Muganzi, caminin 30 Temmuz’da saldırıya uğradığını ve bir kişinin uzun bir metal parçasıyla giriş kapısının camlarını kırdığını da hatırlattı.

Yaklaşık 1 haftadır devam eden aşırı sağcı şiddet olaylarının ardından İçişleri Bakanlığının camiye ilave güvenlik sağladığını da söyleyen Muganzi, vakıf ve toplum olarak güvenlik güçleriyle temas halinde olduklarını kaydetti.

- "Müslümanları şiddete iterek medyada kötü imaj oluşturmak istiyorlar"

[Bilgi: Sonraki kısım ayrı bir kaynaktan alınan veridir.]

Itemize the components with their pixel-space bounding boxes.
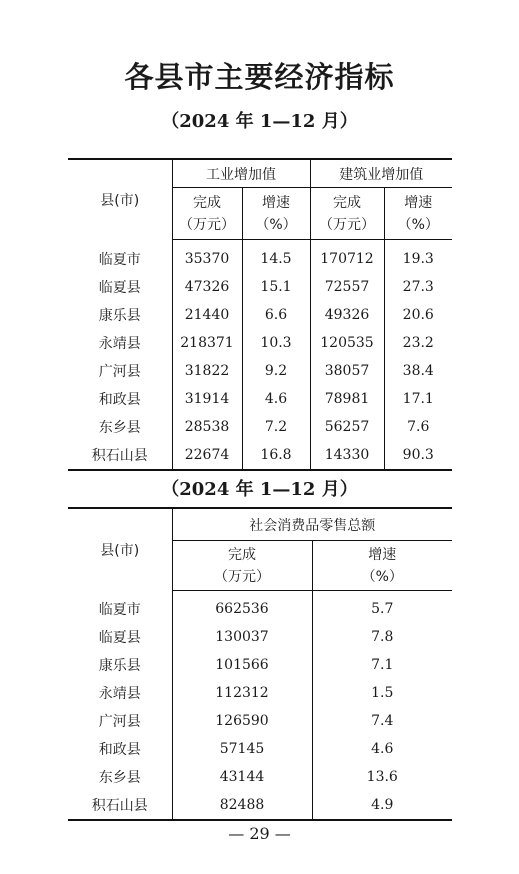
construction-done-cell: 14330 — [310, 441, 384, 470]
table-row — [68, 357, 452, 385]
construction-done-cell: 49326 — [310, 301, 384, 329]
construction-done-cell: 38057 — [310, 357, 384, 385]
retail-done-cell: 82488 — [172, 791, 312, 820]
retail-growth-cell: 5.7 — [312, 591, 452, 624]
construction-growth-cell: 90.3 — [384, 441, 452, 470]
construction-growth-cell: 27.3 — [384, 273, 452, 301]
industry-growth-cell: 7.2 — [242, 413, 310, 441]
retail-growth-cell: 4.9 — [312, 791, 452, 820]
retail-done-cell: 126590 — [172, 707, 312, 735]
industry-done-cell: 47326 — [172, 273, 242, 301]
table-row — [68, 623, 452, 651]
industry-done-cell: 35370 — [172, 240, 242, 274]
industry-growth-cell: 16.8 — [242, 441, 310, 470]
table-row — [68, 735, 452, 763]
industry-growth-cell: 6.6 — [242, 301, 310, 329]
county-cell: 积石山县 — [91, 448, 148, 464]
col-header-done: 完成 （万元） — [172, 188, 242, 240]
table-row — [68, 301, 452, 329]
county-cell: 和政县 — [98, 742, 141, 758]
col-header-growth: 增速 （%） — [384, 188, 452, 240]
group-header-construction: 建筑业增加值 — [310, 159, 452, 188]
retail-growth-cell: 4.6 — [312, 735, 452, 763]
industry-growth-cell: 10.3 — [242, 329, 310, 357]
construction-done-cell: 72557 — [310, 273, 384, 301]
industry-growth-cell: 14.5 — [242, 240, 310, 274]
table-row — [68, 679, 452, 707]
table-row — [68, 707, 452, 735]
retail-growth-cell: 7.4 — [312, 707, 452, 735]
construction-growth-cell: 38.4 — [384, 357, 452, 385]
table-row — [68, 651, 452, 679]
county-cell: 康乐县 — [98, 308, 141, 324]
table-row — [68, 413, 452, 441]
industry-growth-cell: 15.1 — [242, 273, 310, 301]
county-cell: 广河县 — [98, 714, 141, 730]
county-cell: 临夏市 — [98, 601, 141, 618]
table-row — [68, 441, 452, 470]
retail-growth-cell: 7.1 — [312, 651, 452, 679]
county-cell: 永靖县 — [98, 686, 141, 702]
construction-growth-cell: 7.6 — [384, 413, 452, 441]
table-row — [68, 240, 452, 274]
table-row — [68, 273, 452, 301]
construction-done-cell: 120535 — [310, 329, 384, 357]
col-header-done: 完成 （万元） — [310, 188, 384, 240]
retail-done-cell: 130037 — [172, 623, 312, 651]
retail-done-cell: 101566 — [172, 651, 312, 679]
page-number: — 29 — — [228, 824, 291, 843]
county-cell: 和政县 — [98, 392, 141, 408]
county-cell: 东乡县 — [98, 420, 141, 436]
construction-done-cell: 78981 — [310, 385, 384, 413]
industry-done-cell: 218371 — [172, 329, 242, 357]
county-cell: 东乡县 — [98, 770, 141, 786]
retail-done-cell: 662536 — [172, 591, 312, 624]
industry-growth-cell: 9.2 — [242, 357, 310, 385]
table-row — [68, 763, 452, 791]
construction-done-cell: 170712 — [310, 240, 384, 274]
county-cell: 临夏县 — [98, 630, 141, 646]
construction-growth-cell: 19.3 — [384, 240, 452, 274]
industry-construction-table — [68, 158, 452, 471]
retail-done-cell: 43144 — [172, 763, 312, 791]
construction-done-cell: 56257 — [310, 413, 384, 441]
industry-growth-cell: 4.6 — [242, 385, 310, 413]
retail-growth-cell: 7.8 — [312, 623, 452, 651]
retail-growth-cell: 13.6 — [312, 763, 452, 791]
table-row — [68, 791, 452, 820]
col-header-growth: 增速 （%） — [312, 541, 452, 591]
construction-growth-cell: 20.6 — [384, 301, 452, 329]
industry-done-cell: 31914 — [172, 385, 242, 413]
industry-done-cell: 28538 — [172, 413, 242, 441]
industry-done-cell: 31822 — [172, 357, 242, 385]
table-row — [68, 591, 452, 624]
county-cell: 临夏市 — [98, 251, 141, 268]
county-cell: 康乐县 — [98, 658, 141, 674]
group-header-retail: 社会消费品零售总额 — [172, 508, 452, 541]
county-cell: 积石山县 — [91, 798, 148, 814]
retail-done-cell: 57145 — [172, 735, 312, 763]
retail-growth-cell: 1.5 — [312, 679, 452, 707]
col-header-growth: 增速 （%） — [242, 188, 310, 240]
county-cell: 永靖县 — [98, 336, 141, 352]
table1-period: （2024 年 1—12 月） — [161, 111, 358, 132]
row-header: 县(市) — [100, 192, 140, 209]
county-cell: 临夏县 — [98, 280, 141, 296]
table-row — [68, 329, 452, 357]
industry-done-cell: 21440 — [172, 301, 242, 329]
retail-done-cell: 112312 — [172, 679, 312, 707]
page-title: 各县市主要经济指标 — [124, 60, 395, 94]
table-row — [68, 385, 452, 413]
retail-sales-table — [68, 507, 452, 821]
county-cell: 广河县 — [98, 364, 141, 380]
col-header-done: 完成 （万元） — [172, 541, 312, 591]
group-header-industry: 工业增加值 — [172, 159, 310, 188]
construction-growth-cell: 17.1 — [384, 385, 452, 413]
table2-period: （2024 年 1—12 月） — [161, 479, 358, 500]
construction-growth-cell: 23.2 — [384, 329, 452, 357]
row-header: 县(市) — [100, 542, 140, 559]
industry-done-cell: 22674 — [172, 441, 242, 470]
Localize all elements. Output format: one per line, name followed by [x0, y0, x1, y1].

PIETY Yönetim Kurulu Üyesi ve vakıftaki caminin imamı Hichem Cheraga ise aşırı sağ eylem haberi gelince polisle temas kurduklarını anlatarak, "Çünkü insanların karşı karşıya gelmesini istemiyorum. İnsanların bir araya gelip çatışmaya başlamasını muhtemelen kontrol edemeyiz. Bir yere insanları çağırıp başkasına karşı olmasını isterseniz kaos olur ve kontrol edemezsiniz. Bu yüzden bu işi polise bıraktık." diye konuştu.

Cheraga, polisin kent merkezindeki önlemleri sonucunda aşırı sağcıların camiye gelmediğini kaydederek, "Müslüman toplumuna mesajım birlik içinde olmaları ve ihtiyatlı olmalarıdır. Şiddet olaylarına bulaşmayın çünkü onlar (Aşırı sağcılar) bunu istiyor. Müslümanları şiddete iterek medyada kötü imaj oluşturmak istiyorlar. Bu tuzağa düşmeyin ve bırakın polis işini yapsın. Camilerinizde kalabilir ve oraları koruyabilirsiniz." dedi.

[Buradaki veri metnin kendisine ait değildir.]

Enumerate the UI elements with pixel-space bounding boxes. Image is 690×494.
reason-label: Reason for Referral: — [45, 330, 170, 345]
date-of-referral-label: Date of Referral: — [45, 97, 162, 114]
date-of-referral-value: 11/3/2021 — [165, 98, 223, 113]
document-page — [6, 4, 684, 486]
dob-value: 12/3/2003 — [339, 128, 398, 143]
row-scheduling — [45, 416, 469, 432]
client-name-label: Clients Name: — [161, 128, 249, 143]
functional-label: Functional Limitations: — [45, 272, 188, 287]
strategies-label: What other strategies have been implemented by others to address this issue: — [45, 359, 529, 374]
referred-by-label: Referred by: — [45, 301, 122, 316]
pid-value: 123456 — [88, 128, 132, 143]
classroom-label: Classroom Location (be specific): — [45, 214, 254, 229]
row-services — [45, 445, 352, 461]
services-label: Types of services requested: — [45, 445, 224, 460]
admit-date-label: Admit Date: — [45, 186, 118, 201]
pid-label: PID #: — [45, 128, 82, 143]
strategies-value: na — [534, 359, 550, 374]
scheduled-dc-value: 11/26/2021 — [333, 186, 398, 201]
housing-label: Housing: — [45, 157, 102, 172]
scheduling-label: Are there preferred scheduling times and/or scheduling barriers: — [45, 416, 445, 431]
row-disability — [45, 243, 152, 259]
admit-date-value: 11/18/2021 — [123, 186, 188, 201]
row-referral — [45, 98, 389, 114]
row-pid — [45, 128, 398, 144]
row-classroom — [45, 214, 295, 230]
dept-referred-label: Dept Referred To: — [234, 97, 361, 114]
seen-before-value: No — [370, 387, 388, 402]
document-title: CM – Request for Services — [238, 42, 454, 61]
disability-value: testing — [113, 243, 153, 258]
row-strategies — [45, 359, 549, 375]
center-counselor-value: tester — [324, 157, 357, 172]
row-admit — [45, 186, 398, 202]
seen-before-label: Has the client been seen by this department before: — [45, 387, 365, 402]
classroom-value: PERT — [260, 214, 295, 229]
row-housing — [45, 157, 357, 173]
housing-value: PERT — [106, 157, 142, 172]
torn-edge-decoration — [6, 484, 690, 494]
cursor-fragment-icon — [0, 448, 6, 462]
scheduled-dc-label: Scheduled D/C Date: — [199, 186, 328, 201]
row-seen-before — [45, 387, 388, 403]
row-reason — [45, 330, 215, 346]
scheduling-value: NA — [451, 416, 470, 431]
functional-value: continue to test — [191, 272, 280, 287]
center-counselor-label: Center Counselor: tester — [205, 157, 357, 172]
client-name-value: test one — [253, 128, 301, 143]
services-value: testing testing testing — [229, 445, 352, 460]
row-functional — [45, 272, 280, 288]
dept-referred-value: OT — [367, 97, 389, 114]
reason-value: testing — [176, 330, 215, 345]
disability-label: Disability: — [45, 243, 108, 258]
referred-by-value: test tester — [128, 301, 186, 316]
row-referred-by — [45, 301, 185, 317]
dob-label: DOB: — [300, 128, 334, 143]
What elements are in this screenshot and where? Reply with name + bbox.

- Çocukların gelmesiyle gerilim yükseldi iddiası

Zino isimli Afganistan kökenli bir market çalışanı ise "erken kapat" uyarılarına rağmen marketi normal saatinde kapattıklarını anlattı.

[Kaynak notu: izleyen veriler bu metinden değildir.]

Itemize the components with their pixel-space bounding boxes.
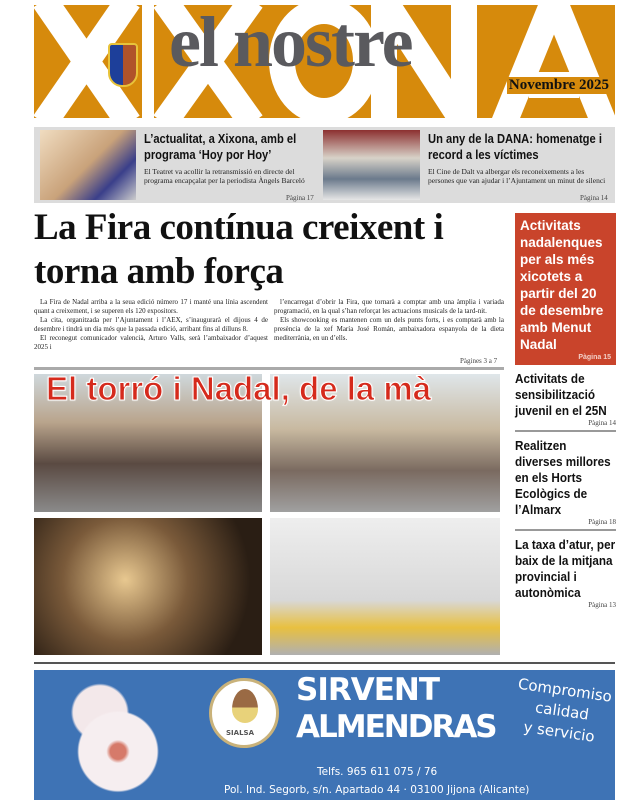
ad-brand-line2: ALMENDRAS (296, 709, 496, 745)
issue-date: Novembre 2025 (508, 77, 609, 93)
sidebar-item[interactable] (515, 531, 616, 612)
sidebar-featured[interactable] (515, 213, 616, 365)
coat-of-arms-icon (108, 43, 138, 87)
paragraph: Els showcooking es mantenen com un dels punts forts, i es comptarà amb la presència de la xef María José Román, ambaixadora espanyola de la dieta mediterrània, en un d’ells. (274, 316, 504, 342)
sidebar-item[interactable] (515, 365, 616, 432)
teaser-band (34, 127, 615, 203)
teaser-photo-dana (323, 130, 420, 200)
lead-column-1 (34, 298, 268, 352)
sidebar-page: Pàgina 13 (588, 601, 616, 609)
seal-text: SIALSA (226, 729, 254, 737)
paragraph: l’encarregat d’obrir la Fira, que tornarà a comptar amb una àmplia i variada programació, en la qual s’han reforçat les actuacions musicals de la tard-nit. (274, 298, 504, 315)
photo-torro-maker (270, 518, 500, 655)
paragraph: La cita, organitzada per l’Ajuntament i l’AEX, s’inaugurarà el dijous 4 de desembre i tindrà un dia més que la passada edició, arribant fins al dilluns 8. (34, 316, 268, 333)
photo-nativity-scene (34, 518, 262, 655)
lead-pages: Pàgines 3 a 7 (460, 357, 498, 365)
sialsa-seal (209, 678, 279, 748)
paragraph: El reconegut comunicador valencià, Arturo Valls, serà l’ambaixador d’aquest 2025 i (34, 334, 268, 351)
ad-phone: Telfs. 965 611 075 / 76 (317, 766, 438, 778)
almond-icon (232, 689, 258, 723)
slogan-line: y servicio (522, 717, 596, 746)
sidebar (515, 213, 616, 612)
sidebar-item[interactable] (515, 432, 616, 531)
sidebar-page: Pàgina 15 (578, 354, 611, 361)
divider (34, 662, 615, 664)
ad-brand-line1: SIRVENT (296, 672, 439, 708)
sidebar-page: Pàgina 18 (588, 518, 616, 526)
teaser-title[interactable]: L’actualitat, a Xixona, amb el programa ‘Hoy por Hoy’ (144, 131, 297, 162)
lead-column-2 (274, 298, 504, 343)
sidebar-title: Activitats de sensibilització juvenil en el 25N (515, 371, 607, 418)
sidebar-page: Pàgina 14 (588, 419, 616, 427)
ad-address: Pol. Ind. Segorb, s/n. Apartado 44 · 03100 Jijona (Alicante) (224, 784, 530, 796)
teaser-page: Pàgina 14 (580, 194, 608, 202)
almond-blossom-image (52, 680, 172, 800)
sidebar-title: Realitzen diverses millores en els Horts Ecològics de l’Almarx (515, 438, 611, 517)
sidebar-title: Activitats nadalenques per als més xicotets a partir del 20 de desembre amb Menut Nadal (520, 218, 604, 352)
ad-sirvent-almendras[interactable] (34, 670, 615, 800)
teaser-title[interactable]: Un any de la DANA: homenatge i record a les víctimes (428, 131, 602, 162)
lead-headline[interactable]: La Fira contínua creixent i torna amb força (34, 207, 444, 292)
teaser-page: Pàgina 17 (286, 194, 314, 202)
teaser-summary: El Cine de Dalt va albergar els reconeixements a les persones que van ajudar i l’Ajuntament un minut de silenci (428, 167, 606, 185)
masthead (34, 5, 615, 118)
masthead-el-nostre: el nostre (169, 5, 412, 82)
photo-overlay-title: El torró i Nadal, de la mà (46, 370, 432, 407)
slogan-line: Compromiso (516, 674, 614, 706)
slogan-line: calidad (534, 698, 591, 724)
teaser-photo-radio (40, 130, 136, 200)
sidebar-title: La taxa d’atur, per baix de la mitjana provincial i autonòmica (515, 537, 616, 600)
teaser-summary: El Teatret va acollir la retransmissió en directe del programa encapçalat per la periodista Àngels Barceló (144, 167, 305, 185)
ad-slogan (506, 673, 615, 750)
paragraph: La Fira de Nadal arriba a la seua edició número 17 i manté una línia ascendent quant a creixement, i se superen els 120 expositors. (34, 298, 268, 315)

Müşterilerinin çoğunun İngilizler olduğunu kaydeden Zino, "Diğer esnaf, başka yerlerdeki şiddet olaylarını, iş yerlerine saldırıldığını, ateşe verildiğini, camların kırıldığını gördü. Aynı şeyin burada da olacağını düşündüler ama çok şükür bunlardan hiçbiri yaşanmadı." ifadelerini kullandı.

Zino, "Şahsen bende korku yok. Müslüman olarak sadece Allahtan korkarız ve ondan başkasından korkmayız." diye konuştu.

İsminin ve görüntüsünün kullanılmasını istemeyen bir İngiliz market çalışanı ise aşırı sağcı grubun yanında eyleme katıldığını aktardı.

Eylemin barışçıl şekilde devam ederken çocuk yaşta eylemcilerin gelmesiyle gerilimin yükseldiğini iddia eden market çalışanı, bu çocukların "heyecan aradığını" dile getirdi.

Market çalışanı, market sahibinin Hintli olduğunu ve saldırı endişesiyle normalden 5 saat erken kapattıklarını da sözlerine ekledi.